The European Day for Victims of Crime is being marked in Serbia for the fifteenth time, and its goal is to make the consequences which the victims of crime suffer visible to the broader public and to encourage society to protect the rights of victims more efficiently and fully.
“The behaviour toward victims is truly a test for all of us, and that was recently shown in the case of the kidnapping of little girl Monika K, which was a multi-level test both for public authorities, as well as for many other parts of society, primarily the media,” said Nataša Novaković from the OSCE Mission to Serbi, which is, as a partner of the Ministry of Justice, implementing the project “Support for Victims and Witnesses of crime in Serbia”, financed by the European Union.
She stated that the consequence of sensationaliast reporting in this, as well as in many other cases, represented secondary victimization of the victim, and that humane, democratic societies could not allow that.
The fact that 75 million people in Europe become victims of crime on an annual level is concerning, but also reminds the states that each society needs to dedicate more attention to this issue. One of the responses to the growing crime rates is the EU Directive on rights of victims, said Una Kelly, Programme Manager at the judicial department of the EU Delegation to Serbia.
“European standards require the effective recognition of, and respect for, the rights of victims with regard to their human rights, in particular respect for their security, dignity, privacy and the family life of victims, and to recognise the negative effects of crime on victims” – said Kelly.
Citing the many examples in which the media violated the Codex and the right to dignity of victims with their reporting, journalist Tamara Skrozza said that the Complaints Commission of the Press Council, which she is a member of, received as many as 14 complaints about the reporting about the kidnapping of little Monika, which is a record since this self-regulating body had been established.
Displaying horrific images, publicizing terrible details about the condition of the victim and exploitation of the emotional state of the victim or her family is in breach of both professional and ethical codices, Skrozza said, but also noted that the guilt was not just on journalists, but often on those who disclose such information to the media.
Codices are not violated just by reporters, but also by people from the judiciary, court experts, and even representatives of other state institutions, says therapist Biljana Slavković, who sees that as a sign that assuming professional responsibility is essential in all segments.

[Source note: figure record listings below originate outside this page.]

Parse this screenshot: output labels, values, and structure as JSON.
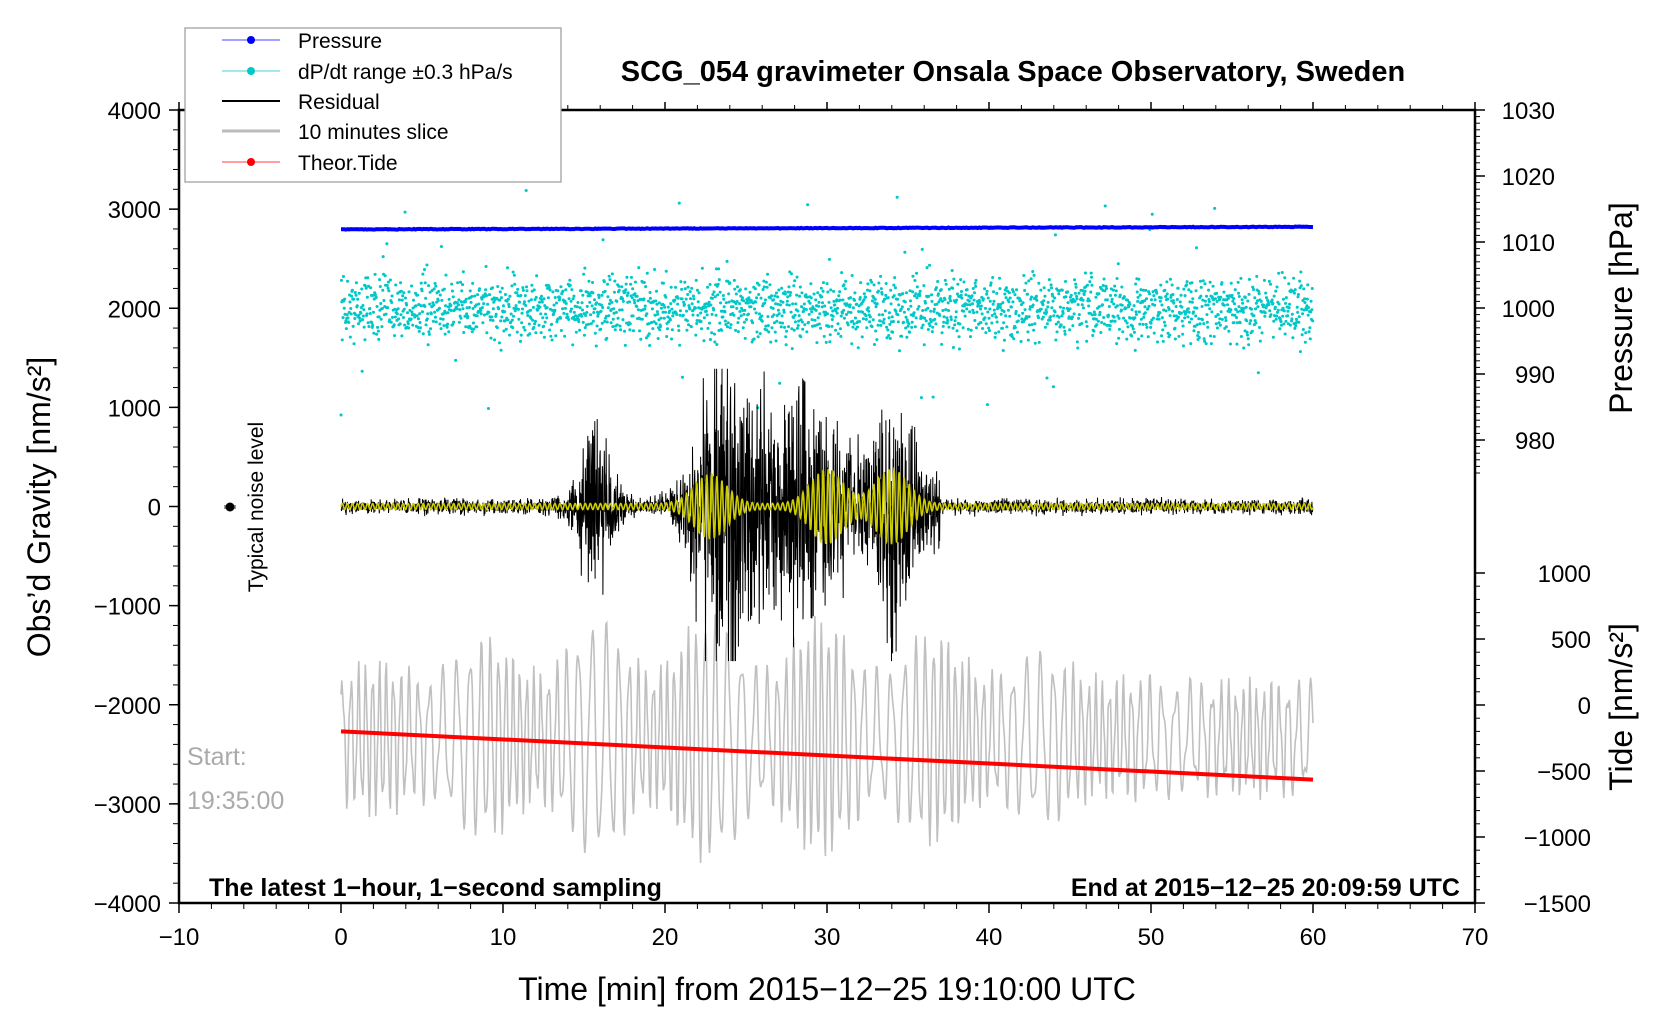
{
  "chart_data": {
    "type": "line",
    "title": "SCG_054 gravimeter Onsala Space Observatory, Sweden",
    "xlabel": "Time [min] from 2015−12−25 19:10:00 UTC",
    "ylabel_left": "Obs’d Gravity [nm/s²]",
    "ylabel_right_top": "Pressure [hPa]",
    "ylabel_right_bottom": "Tide [nm/s²]",
    "xlim": [
      -10,
      70
    ],
    "ylim_left": [
      -4000,
      4000
    ],
    "ylim_pressure": [
      980,
      1030
    ],
    "ylim_tide": [
      -1500,
      1000
    ],
    "x_ticks": [
      -10,
      0,
      10,
      20,
      30,
      40,
      50,
      60,
      70
    ],
    "x_tick_labels": [
      "−10",
      "0",
      "10",
      "20",
      "30",
      "40",
      "50",
      "60",
      "70"
    ],
    "y_left_ticks": [
      4000,
      3000,
      2000,
      1000,
      0,
      -1000,
      -2000,
      -3000,
      -4000
    ],
    "y_left_tick_labels": [
      "4000",
      "3000",
      "2000",
      "1000",
      "0",
      "−1000",
      "−2000",
      "−3000",
      "−4000"
    ],
    "y_pressure_ticks": [
      1030,
      1020,
      1010,
      1000,
      990,
      980
    ],
    "y_pressure_tick_labels": [
      "1030",
      "1020",
      "1010",
      "1000",
      "990",
      "980"
    ],
    "y_tide_ticks": [
      1000,
      500,
      0,
      -500,
      -1000,
      -1500
    ],
    "y_tide_tick_labels": [
      "1000",
      "500",
      "0",
      "−500",
      "−1000",
      "−1500"
    ],
    "legend": {
      "placement": "top-left",
      "entries": [
        {
          "label": "Pressure",
          "color": "#0000ff",
          "marker": "dot"
        },
        {
          "label": "dP/dt range ±0.3 hPa/s",
          "color": "#00c8c8",
          "marker": "dot"
        },
        {
          "label": "Residual",
          "color": "#000000",
          "marker": "line"
        },
        {
          "label": "10 minutes slice",
          "color": "#bbbbbb",
          "marker": "line"
        },
        {
          "label": "Theor.Tide",
          "color": "#ff0000",
          "marker": "dot"
        }
      ]
    },
    "series": [
      {
        "name": "Pressure",
        "axis": "pressure",
        "x": [
          0,
          30,
          60
        ],
        "values": [
          1011.9,
          1012.1,
          1012.3
        ]
      },
      {
        "name": "dP/dt range ±0.3 hPa/s",
        "axis": "left",
        "center": 2000,
        "typical_spread": 350
      },
      {
        "name": "Residual",
        "axis": "left",
        "baseline": 0,
        "noise_amplitude": 100,
        "bursts": [
          {
            "t": 15.7,
            "max": 950,
            "min": -950
          },
          {
            "t": 23.6,
            "max": 1200,
            "min": -1550
          },
          {
            "t": 28.5,
            "max": 1050,
            "min": -1150
          },
          {
            "t": 34.0,
            "max": 1380,
            "min": -1450
          }
        ]
      },
      {
        "name": "Filtered residual",
        "axis": "left",
        "color": "#cccc00",
        "bursts": [
          {
            "t": 22.8,
            "amp": 300
          },
          {
            "t": 30.0,
            "amp": 350
          },
          {
            "t": 34.0,
            "amp": 350
          }
        ]
      },
      {
        "name": "10 minutes slice",
        "axis": "tide",
        "x_range": [
          0,
          60
        ],
        "min": -1250,
        "max": 700
      },
      {
        "name": "Theor.Tide",
        "axis": "tide",
        "x": [
          0,
          60
        ],
        "values": [
          -200,
          -565
        ]
      }
    ],
    "annotations": {
      "noise": "Typical noise level",
      "start_label": "Start:",
      "start_time": "19:35:00",
      "left_note": "The latest 1−hour, 1−second sampling",
      "right_note": "End at 2015−12−25 20:09:59 UTC"
    }
  }
}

“Insufficient awareness in the public comes from insufficient knowledge, and being informed about rights represents the best path to their fulfilment,” – said Dr Milica Kolaković Bojović, an expert working on the drafting of the National Strategy on improving the position of victims. This was also demonstrated by the
initial public opinion survey carried out within the auspices of the project “Support for Victims and Witnesses of Crime in Serbia” which showed that the citizens of Serbia had an insufficient understanding of the problem of support for victims and witnesses, the rights they have and the ways to enjoy them, and also that they had a low level of awareness regarding victims of severe crimes.
All this was taken into consideration in the creation of the National Strategy which, alongside the establishment of the National Victim Support Network, includes the definition of contact points in the police and the judiciary, where victims will be able to receive all basic information about the rights and support they are entitled to, introduction of audio-video equipment which will ensure the ability to make statements without direct contact between the victim and the accused, and a series of mechanisms which will contribute to creating a comprehensive system of support for victims and witnesses of crimes.